Taipei has hit back at former Australian prime minister Paul Keating after he said that Taiwan was “not a vital Australian interest,” calling it a “civil matter” for China.
Keating on Wednesday told the National Press Club of Australia that global concerns about China’s aggression toward Taiwan are overblown and criticized bipartisan pushback in his nation.
“Taiwan is not a vital Australian interest,” he said. “We have no alliance with Taipei. There is no piece of paper sitting in Canberra which has an alliance with Taipei.”
Photo: AP
He urged Canberra not to be drawn into a military engagement over Taiwan, “US-sponsored or otherwise,” and said that Taipei was “fundamentally a civil matter” for China.
He also referred to Taiwan as China’s “front doorstep.”
In Taipei, Ministry of Foreign Affairs spokeswoman Joanne Ou (歐江安) said that Taiwan and Australia are important partners, sharing universal values and common strategic interests, while China’s aggression had far-reaching implications.
“The crisis in the Taiwan Strait is by no means a domestic matter between Chinese, and the security of the Taiwan Strait involves the stability and prosperity of the Indo-Pacific region, but also the global peace, stability and development,” Ou said.
The Australian government had demonstrated the importance it attached to the issue in regional dialogues and other multilateral partnerships, she said, adding: “A peaceful and stable Indo-Pacific region is in the interest of Australia, Taiwan and other countries.”

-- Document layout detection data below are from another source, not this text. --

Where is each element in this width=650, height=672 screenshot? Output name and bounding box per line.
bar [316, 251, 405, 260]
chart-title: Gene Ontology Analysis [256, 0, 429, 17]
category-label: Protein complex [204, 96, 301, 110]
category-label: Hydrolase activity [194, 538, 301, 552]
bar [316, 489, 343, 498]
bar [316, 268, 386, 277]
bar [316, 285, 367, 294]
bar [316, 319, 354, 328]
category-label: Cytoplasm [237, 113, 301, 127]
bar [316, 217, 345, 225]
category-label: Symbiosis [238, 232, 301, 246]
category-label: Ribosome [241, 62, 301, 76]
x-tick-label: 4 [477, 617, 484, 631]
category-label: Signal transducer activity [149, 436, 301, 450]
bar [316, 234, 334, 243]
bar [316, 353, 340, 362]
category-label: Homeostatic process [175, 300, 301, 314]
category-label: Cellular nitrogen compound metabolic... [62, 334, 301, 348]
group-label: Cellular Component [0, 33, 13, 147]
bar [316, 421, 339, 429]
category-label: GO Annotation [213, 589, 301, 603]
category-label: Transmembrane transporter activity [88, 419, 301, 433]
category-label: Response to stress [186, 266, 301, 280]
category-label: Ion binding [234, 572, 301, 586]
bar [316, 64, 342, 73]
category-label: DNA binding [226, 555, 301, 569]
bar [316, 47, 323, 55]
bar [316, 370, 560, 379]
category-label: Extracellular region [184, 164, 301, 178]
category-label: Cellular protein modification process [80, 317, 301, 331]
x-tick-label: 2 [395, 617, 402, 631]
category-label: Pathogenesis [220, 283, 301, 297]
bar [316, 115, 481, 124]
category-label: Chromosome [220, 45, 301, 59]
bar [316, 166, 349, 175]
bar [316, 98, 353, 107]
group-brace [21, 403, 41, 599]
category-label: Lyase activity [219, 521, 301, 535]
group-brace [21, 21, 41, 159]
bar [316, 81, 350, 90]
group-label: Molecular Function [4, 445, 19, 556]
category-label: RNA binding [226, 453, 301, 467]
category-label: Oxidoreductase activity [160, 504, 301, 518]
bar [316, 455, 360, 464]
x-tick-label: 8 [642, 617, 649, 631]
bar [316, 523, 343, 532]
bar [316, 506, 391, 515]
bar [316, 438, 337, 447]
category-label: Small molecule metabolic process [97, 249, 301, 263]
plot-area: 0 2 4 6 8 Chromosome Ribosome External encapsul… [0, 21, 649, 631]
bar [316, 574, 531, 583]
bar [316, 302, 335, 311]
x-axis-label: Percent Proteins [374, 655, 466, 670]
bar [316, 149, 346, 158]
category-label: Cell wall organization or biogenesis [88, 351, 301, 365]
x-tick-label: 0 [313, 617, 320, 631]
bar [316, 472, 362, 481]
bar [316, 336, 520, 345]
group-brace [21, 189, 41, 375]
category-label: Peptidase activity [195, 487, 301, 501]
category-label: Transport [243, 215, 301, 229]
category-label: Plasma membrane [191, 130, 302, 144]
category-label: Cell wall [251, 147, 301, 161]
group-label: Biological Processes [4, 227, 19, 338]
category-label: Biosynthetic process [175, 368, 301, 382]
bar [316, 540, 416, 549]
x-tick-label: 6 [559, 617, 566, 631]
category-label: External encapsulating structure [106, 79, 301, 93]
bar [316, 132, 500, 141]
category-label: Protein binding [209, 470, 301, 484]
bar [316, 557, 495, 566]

There is international concern about Beijing’s military capability and potential plans for Taiwan.
It has increased its posturing in the Taiwan Strait, including with near-daily sorties of warplanes into Taiwan’s air defense identification zone, peaking with 149 over four days last month.
In his appearance, Keating rejected the labeling of the Chinese flights as “incursions” and said: “The only time the Chinese will attack or be involved in Taiwan is if the Americans and the Taiwanese try and declare a change in the status of Taiwan.”
Keating said that the “general point” of Chinese President Xi Jinping (習近平) and previous leaders was that they would “harmoniously lead the Chinese people into coming to terms with one another.”
However, successive polling shows a growing majority of Taiwanese do not wish to be ruled by China.
Keating also incorrectly said that Australia has “always seen [Taiwan] as a part of China.”
“The whole world has regarded China and Taiwan as one country, the Taiwanese have regarded it as one country, the Chinese, one country,” he said.
Australia’s “one China” policy, like the US’, only acknowledges Beijing’s claim and does not recognize or reject it.
Lowy Institute senior fellow Richard McGregor told the Sydney Morning Herald and the Age that Keating’s narrative about Taiwan had been out of date “for decades.”
“Our military interest is not in fighting a war over Taiwan, but in helping ensure we don’t have to,” McGregor told the newspapers.
Sung Wen-ti (宋文堤), a lecturer on Taiwan-China-US relations at the Australian National University, said that Taiwan was important to Australia “for ideological affinity and for ensuring the credibility of the US’ values-based coalition-building, without which US withdrawal from the Indo-Pacific, and weakened Australia-US relationship, will become more likely.”
“Good people can disagree on whether that makes Taiwan per se a vital strategic interest to Australia, but a strong and dependable US regional engagement certainly is a vital interest for Australia,” Sung said. “And Taiwan is an important part of that puzzle.”